April 4, 2003

WHAT DO YOU GET WHEN A POET DRIVES A BULLDOZER?:

Jacques Chirac's Iraq Agenda (Amir Taheri, Wall Street Journal Europe, 4/4/2003)
Last April, when he regained control of France's foreign policy after a five-year "cohabitation" with a Socialist prime minister, Jacques Chirac quickly fixed the priorities of his new five-year presidential term. According to officials involved with the plan, top of the list was the rehabilitation of Saddam Hussein's regime in Iraq.

Of course, France had nothing better to contribute to humanity.
A documentary broadcast by FR3 television in Paris last month narrated the 30-year old Chirac-Saddam personal friendship. But it also missed the point: Mr. Chirac sought Saddam's friendship not out of personal empathy but in the framework of a political vision.

That vision is part of the legacy left by the late General Charles De Gaulle who believed that France should counterbalance the German weight in Europe, and the Anglo-American axis across the Atlantic, with a Mediterranean "profondeur" which, in practice, means a special relationship with the Arab states of North Africa and the Middle East.

Mr. Chirac's tactics during the Iraq crisis at the United Nations made him something of a hero for the Ba'athist ruling elite in Baghdad. The newspaper Babel, owned by Saddam's son Uday, gave Mr. Chirac the coveted title of "Great Combatant" (Al-Munadhil al-Akbar)... Abdallah Jaballah, the Algerian fundamentalist leader, praised Mr. Chirac as "the only truly Arab leader today."

Most Arab leaders, however, express surprise at Mr. Chirac's decision ...

"We cannot understand Chirac," says a senior Egyptian official. "It is a mystery why he wanted to save Saddam when that meant wrecking relations with Washington and London."...

How did Mr. Chirac, a man who was in government when Lyndon Johnson was in the White House, work himself into such a tight corner? Some of his friends blame it all on Mr. de Villepin, an amateur poet who tends to get carried away when delivering his flowery speeches.

Mr. Chirac earned his nickname of "le bulldozer" when he was minister of agriculture in 1969 for his rough tactics when negotiating European fish quotas and farm subsidies. His friends say he is only encouraged on his confrontational course by Mr. de Villepin.

"When a bulldozer is driven by a poet the result is bound to be catastrophic," says one of Chirac's political friends. "Mr. Chirac is always excited and needs someone to calm him down. In Mr. de Villepin, however, we have someone even more excited.

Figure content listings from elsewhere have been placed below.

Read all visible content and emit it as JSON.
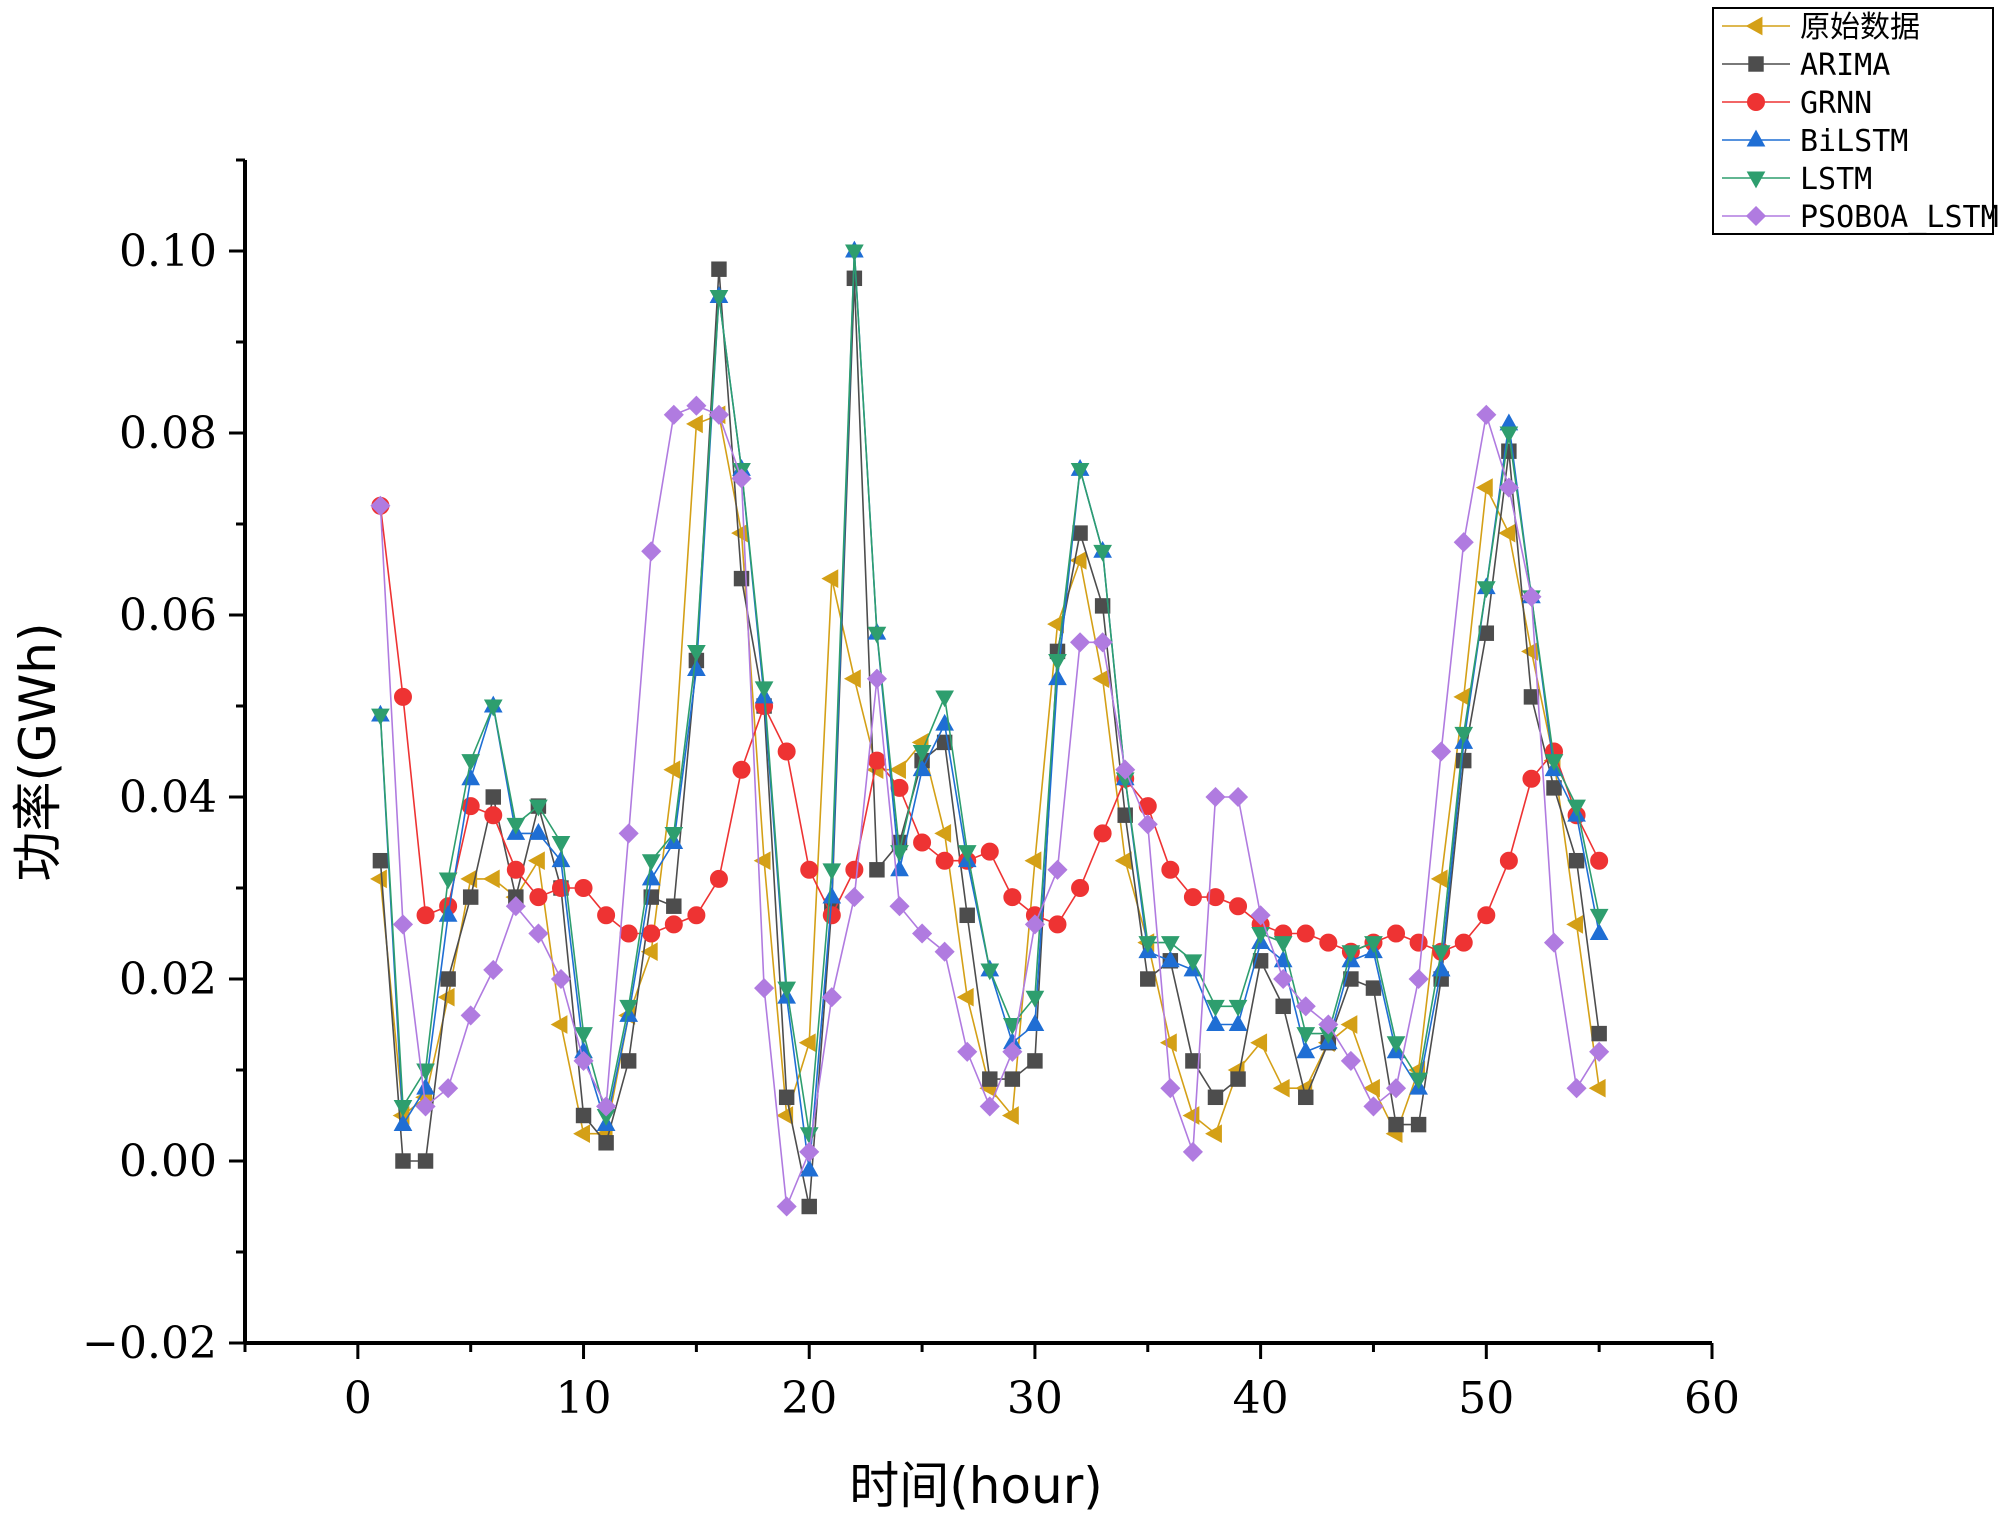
{
  "chart_data": {
    "type": "line",
    "title": "",
    "xlabel": "时间(hour)",
    "ylabel": "功率(GWh)",
    "xlim": [
      -5,
      60
    ],
    "ylim": [
      -0.02,
      0.11
    ],
    "xticks": [
      0,
      10,
      20,
      30,
      40,
      50,
      60
    ],
    "xtick_labels": [
      "0",
      "10",
      "20",
      "30",
      "40",
      "50",
      "60"
    ],
    "yticks": [
      -0.02,
      0.0,
      0.02,
      0.04,
      0.06,
      0.08,
      0.1
    ],
    "ytick_labels": [
      "−0.02",
      "0.00",
      "0.02",
      "0.04",
      "0.06",
      "0.08",
      "0.10"
    ],
    "grid": false,
    "legend_position": "top-right",
    "x": [
      1,
      2,
      3,
      4,
      5,
      6,
      7,
      8,
      9,
      10,
      11,
      12,
      13,
      14,
      15,
      16,
      17,
      18,
      19,
      20,
      21,
      22,
      23,
      24,
      25,
      26,
      27,
      28,
      29,
      30,
      31,
      32,
      33,
      34,
      35,
      36,
      37,
      38,
      39,
      40,
      41,
      42,
      43,
      44,
      45,
      46,
      47,
      48,
      49,
      50,
      51,
      52,
      53,
      54,
      55
    ],
    "series": [
      {
        "name": "原始数据",
        "color": "#d4a017",
        "marker": "triangle-left",
        "values": [
          0.031,
          0.005,
          0.007,
          0.018,
          0.031,
          0.031,
          0.029,
          0.033,
          0.015,
          0.003,
          0.003,
          0.016,
          0.023,
          0.043,
          0.081,
          0.082,
          0.069,
          0.033,
          0.005,
          0.013,
          0.064,
          0.053,
          0.043,
          0.043,
          0.046,
          0.036,
          0.018,
          0.008,
          0.005,
          0.033,
          0.059,
          0.066,
          0.053,
          0.033,
          0.024,
          0.013,
          0.005,
          0.003,
          0.01,
          0.013,
          0.008,
          0.008,
          0.013,
          0.015,
          0.008,
          0.003,
          0.01,
          0.031,
          0.051,
          0.074,
          0.069,
          0.056,
          0.044,
          0.026,
          0.008
        ]
      },
      {
        "name": "ARIMA",
        "color": "#4d4d4d",
        "marker": "square",
        "values": [
          0.033,
          0.0,
          0.0,
          0.02,
          0.029,
          0.04,
          0.029,
          0.039,
          0.03,
          0.005,
          0.002,
          0.011,
          0.029,
          0.028,
          0.055,
          0.098,
          0.064,
          0.05,
          0.007,
          -0.005,
          0.028,
          0.097,
          0.032,
          0.035,
          0.044,
          0.046,
          0.027,
          0.009,
          0.009,
          0.011,
          0.056,
          0.069,
          0.061,
          0.038,
          0.02,
          0.022,
          0.011,
          0.007,
          0.009,
          0.022,
          0.017,
          0.007,
          0.013,
          0.02,
          0.019,
          0.004,
          0.004,
          0.02,
          0.044,
          0.058,
          0.078,
          0.051,
          0.041,
          0.033,
          0.014
        ]
      },
      {
        "name": "GRNN",
        "color": "#ee3333",
        "marker": "circle",
        "values": [
          0.072,
          0.051,
          0.027,
          0.028,
          0.039,
          0.038,
          0.032,
          0.029,
          0.03,
          0.03,
          0.027,
          0.025,
          0.025,
          0.026,
          0.027,
          0.031,
          0.043,
          0.05,
          0.045,
          0.032,
          0.027,
          0.032,
          0.044,
          0.041,
          0.035,
          0.033,
          0.033,
          0.034,
          0.029,
          0.027,
          0.026,
          0.03,
          0.036,
          0.042,
          0.039,
          0.032,
          0.029,
          0.029,
          0.028,
          0.026,
          0.025,
          0.025,
          0.024,
          0.023,
          0.024,
          0.025,
          0.024,
          0.023,
          0.024,
          0.027,
          0.033,
          0.042,
          0.045,
          0.038,
          0.033
        ]
      },
      {
        "name": "BiLSTM",
        "color": "#1f6ed4",
        "marker": "triangle-up",
        "values": [
          0.049,
          0.004,
          0.008,
          0.027,
          0.042,
          0.05,
          0.036,
          0.036,
          0.033,
          0.012,
          0.004,
          0.016,
          0.031,
          0.035,
          0.054,
          0.095,
          0.076,
          0.051,
          0.018,
          -0.001,
          0.029,
          0.1,
          0.058,
          0.032,
          0.043,
          0.048,
          0.033,
          0.021,
          0.013,
          0.015,
          0.053,
          0.076,
          0.067,
          0.042,
          0.023,
          0.022,
          0.021,
          0.015,
          0.015,
          0.024,
          0.022,
          0.012,
          0.013,
          0.022,
          0.023,
          0.012,
          0.008,
          0.021,
          0.046,
          0.063,
          0.081,
          0.062,
          0.043,
          0.038,
          0.025
        ]
      },
      {
        "name": "LSTM",
        "color": "#2e9e6e",
        "marker": "triangle-down",
        "values": [
          0.049,
          0.006,
          0.01,
          0.031,
          0.044,
          0.05,
          0.037,
          0.039,
          0.035,
          0.014,
          0.005,
          0.017,
          0.033,
          0.036,
          0.056,
          0.095,
          0.076,
          0.052,
          0.019,
          0.003,
          0.032,
          0.1,
          0.058,
          0.034,
          0.045,
          0.051,
          0.034,
          0.021,
          0.015,
          0.018,
          0.055,
          0.076,
          0.067,
          0.042,
          0.024,
          0.024,
          0.022,
          0.017,
          0.017,
          0.025,
          0.024,
          0.014,
          0.014,
          0.023,
          0.024,
          0.013,
          0.009,
          0.023,
          0.047,
          0.063,
          0.08,
          0.062,
          0.044,
          0.039,
          0.027
        ]
      },
      {
        "name": "PSOBOA_LSTM",
        "color": "#b07be0",
        "marker": "diamond",
        "values": [
          0.072,
          0.026,
          0.006,
          0.008,
          0.016,
          0.021,
          0.028,
          0.025,
          0.02,
          0.011,
          0.006,
          0.036,
          0.067,
          0.082,
          0.083,
          0.082,
          0.075,
          0.019,
          -0.005,
          0.001,
          0.018,
          0.029,
          0.053,
          0.028,
          0.025,
          0.023,
          0.012,
          0.006,
          0.012,
          0.026,
          0.032,
          0.057,
          0.057,
          0.043,
          0.037,
          0.008,
          0.001,
          0.04,
          0.04,
          0.027,
          0.02,
          0.017,
          0.015,
          0.011,
          0.006,
          0.008,
          0.02,
          0.045,
          0.068,
          0.082,
          0.074,
          0.062,
          0.024,
          0.008,
          0.012
        ]
      }
    ]
  }
}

With these two France is going to quarrel with a lot more people in the next four years."

That individuals could have such a devastating effect on French foreign policy is a direct result of what one could describe as a deficit of democracy in France.


A deficit of democracy which they are now trying to extend to Europe as a whole.

The curious thing is that the French public, though not entirely blind to Chirac's folly, loves it. When I left a good position in academia, the department chair dubbed the move "Jaminet's folly." "La folie de Chirac," if it continues, may be quite a bit more costly, to France, Europe, and the world.

Posted by Paul Jaminet at April 4, 2003 8:27 AM
Comments

What strikes me is that France recovered from ineffectual overpartied governments to ineffectual partyless government without ever traversing, much less pausing to look around, the middle ground.



Even since the Revolution, the French have never been able to put together a functioning government. Too much theory, maybe.

Posted by: Harry Eagar at April 4, 2003 8:01 PM

That's just it.



All too often, style (the bon-mot, the elegant philosopical argument, the logic of aesthetics, and of course the civilized palate) means more than political substance.



(Not quite the same as Italian style, which involves an extraordinary aesthetic functionality.)



But it's that sense of sophistication that is some find so (and justifiedly) attractive, though to stay attractive, large chunks of practical politics and a burdened history (of impracticality) are best ignored.



One wonders if the emphasis on style must necessarily result in absurd politics.